The footage is actually a "best of" compilation of all the missions, but the viewer can be excused if he or she believes it all to be the famous Apollo 8 mission, in which "the Eagle has landed" and Neil Armstrong takes "one small step for man, one giant leap for mankind." Nonetheless, the footage is (practically) all authentic, and is never short of dramatic.
The drama comes from two facets. These are people doing things that no one has done before. And their lives are precarious, as confirmed by the roster of astronaut deaths that the film is dedicated to, three of which occurred during the first Apollo mission.
In addition to securing acres of magnificent footage, Reinert also corralled no less than 13 astronauts from the lunar missions. Their reminiscences provide voiceover throughout the film. Brian Eno supplies an appropriately cosmic soundtrack.
How others will see it. It is hard to believe that a third of a century has passed since the last Moon landing. As the Apollo missions recede into history, they also slowly recede from living memory. This well-edited and authentic documentary is priceless from a historical perspective. In fact, its historical importance exceeds its contribution to cinema, although the latter should not be underestimated. It is one thing to edit stock footage, and quite another to substitute first-party memories for the opinions of third-party scholars. Scholars tend to have their agendas, biases, and misconceptions. The astronauts were there.
Unexpected excitement occurs when the space capsule develops an oxygen leak. At mission control, the concern is intense, but the astronauts remain calm although focuses. Houston devises a solution, and it works. Everything else goes without a hitch.
How I felt about it. The astronauts are there to do a job, but they sometimes take the time to appreciate the marvels of the moment. Perhaps wisely, they never discuss the nationalistic aspects of the Apollo program.
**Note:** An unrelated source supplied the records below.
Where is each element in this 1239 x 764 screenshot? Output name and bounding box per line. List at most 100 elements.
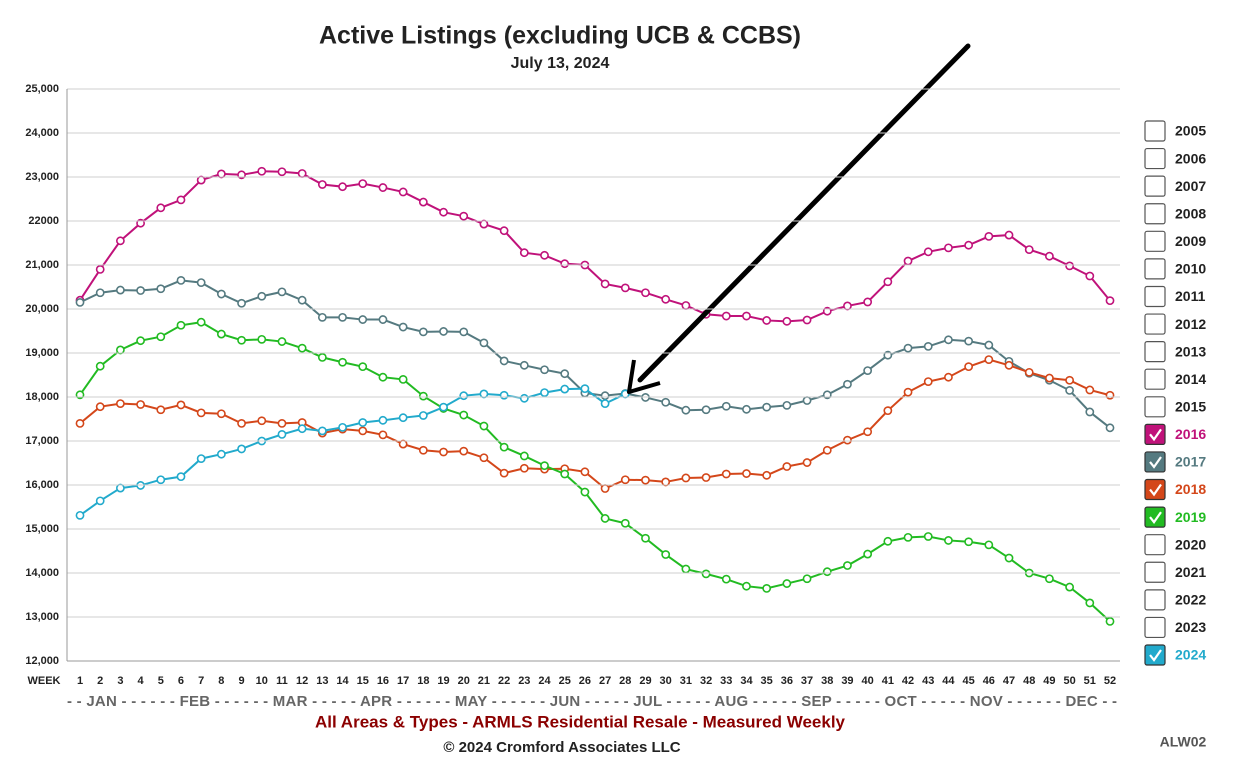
x-tick-label: 31 [680, 675, 692, 687]
x-tick-label: 26 [579, 675, 591, 687]
x-tick-label: 24 [538, 675, 551, 687]
data-point [338, 422, 347, 432]
legend-item: 2005 [1144, 120, 1206, 142]
data-point [903, 532, 913, 542]
data-point [1065, 385, 1075, 395]
y-tick-label: 17,000 [25, 435, 59, 447]
legend-checkbox [1144, 451, 1166, 473]
data-point [277, 418, 287, 428]
x-tick-label: 2 [97, 675, 103, 687]
data-point [257, 334, 267, 344]
y-tick-label: 24,000 [25, 127, 59, 139]
y-tick-label: 22000 [28, 215, 59, 227]
legend-checkbox [1144, 147, 1166, 170]
x-tick-label: 25 [559, 675, 571, 687]
data-point [459, 391, 469, 401]
data-point [378, 430, 388, 440]
data-point [580, 467, 590, 477]
data-point [479, 453, 489, 463]
x-tick-label: 9 [239, 675, 245, 687]
data-point [620, 475, 630, 485]
data-point [863, 297, 873, 307]
y-tick-label: 15,000 [25, 523, 59, 535]
legend-check [1149, 649, 1162, 662]
legend-checkbox [1144, 313, 1166, 335]
data-point [378, 315, 388, 324]
x-tick-label: 30 [660, 675, 672, 687]
data-point [115, 399, 125, 408]
data-point [115, 236, 125, 246]
annotation-arrow [627, 43, 971, 394]
data-point [418, 391, 428, 401]
data-point [944, 243, 953, 253]
data-point [742, 581, 751, 591]
x-tick-label: 43 [922, 675, 934, 687]
data-point [1004, 360, 1014, 370]
legend-item: 2011 [1144, 285, 1206, 308]
x-tick-label: 14 [336, 675, 349, 687]
legend-label: 2012 [1175, 316, 1206, 332]
y-tick-label: 20,000 [25, 303, 59, 315]
data-point [1085, 407, 1095, 417]
legend-item: 2020 [1144, 534, 1206, 556]
data-point [661, 294, 671, 304]
x-tick-label: 29 [639, 675, 651, 687]
data-point [156, 284, 166, 294]
x-tick-label: 13 [316, 675, 328, 687]
x-tick-label: 16 [377, 675, 389, 687]
legend-checkbox [1144, 478, 1166, 501]
data-point [782, 579, 792, 588]
legend-check [1149, 456, 1162, 469]
x-tick-label: 1 [77, 675, 83, 687]
legend-label: 2018 [1175, 481, 1206, 497]
data-point [661, 477, 671, 487]
data-point [641, 533, 650, 543]
data-point [519, 451, 529, 461]
legend-label: 2020 [1175, 536, 1206, 552]
data-point [75, 297, 85, 307]
x-tick-label: 52 [1104, 675, 1116, 687]
data-point [317, 180, 327, 189]
legend-item: 2016 [1144, 423, 1206, 445]
legend-item: 2006 [1144, 147, 1206, 170]
data-point [822, 445, 832, 455]
x-tick-label: 51 [1084, 675, 1096, 687]
legend-item: 2018 [1144, 478, 1206, 501]
x-tick-label: 44 [942, 675, 955, 687]
data-point [358, 362, 368, 372]
data-point [136, 336, 145, 346]
data-point [317, 312, 327, 322]
y-tick-label: 21,000 [25, 259, 59, 271]
data-point [439, 447, 448, 457]
data-point [196, 454, 206, 463]
data-point [1085, 271, 1095, 281]
y-tick-label: 13,000 [25, 611, 59, 623]
data-point [115, 345, 125, 355]
series-line [79, 321, 1111, 623]
data-point [641, 475, 650, 485]
x-tick-label: 22 [498, 675, 510, 687]
x-tick-label: 42 [902, 675, 914, 687]
data-point [277, 167, 287, 177]
data-point [216, 409, 226, 419]
data-point [115, 285, 125, 295]
data-point [338, 357, 347, 367]
data-point [984, 231, 994, 241]
data-point [822, 567, 832, 577]
data-point [237, 335, 246, 345]
legend-label: 2013 [1175, 343, 1206, 359]
data-point [176, 320, 186, 330]
series-line [79, 279, 1111, 429]
x-tick-label: 4 [138, 675, 145, 687]
data-point [540, 388, 549, 397]
legend-checkbox [1144, 561, 1166, 583]
data-point [721, 401, 731, 411]
data-point [277, 337, 287, 346]
data-point [540, 461, 549, 471]
x-tick-label: 46 [983, 675, 995, 687]
legend-checkbox [1144, 506, 1166, 528]
x-tick-label: 23 [518, 675, 530, 687]
data-point [984, 540, 994, 550]
legend-label: 2011 [1175, 288, 1206, 304]
x-tick-label: 33 [720, 675, 732, 687]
The film title is For All Mankind, but perhaps For the Glory of the United States is a more accurate title, as offensive as that might be to some. The space program was all about the space race, between the U.S. and the Soviet Union. During the 1960s, the goal wasn't really to send up satellites that forecast the weather, provide pay television or global cell phones, or examine remote galaxies. No, the real goal was to show up the Soviet Union, to prevent the Russians from getting to the Moon first. Or from developing terrifying space weapons, a possibility not as far-fetched as skeptics might believe.
Capitalism and Communism battled it out. The Russians competed bravely, but gradually lost their technological edge during the 1960s. In the end, the U.S. had the larger and more efficient economy, which trumped the ability of the Soviets to concentrate resources on important goals.
All of this greater political backdrop is absent from For All Mankind. Which is as it should be, since the movie is about the Apollo moonshots from the perspective of the astronauts themselves. Who couldn't care less what Leonid Brezhnev might have thought about it all.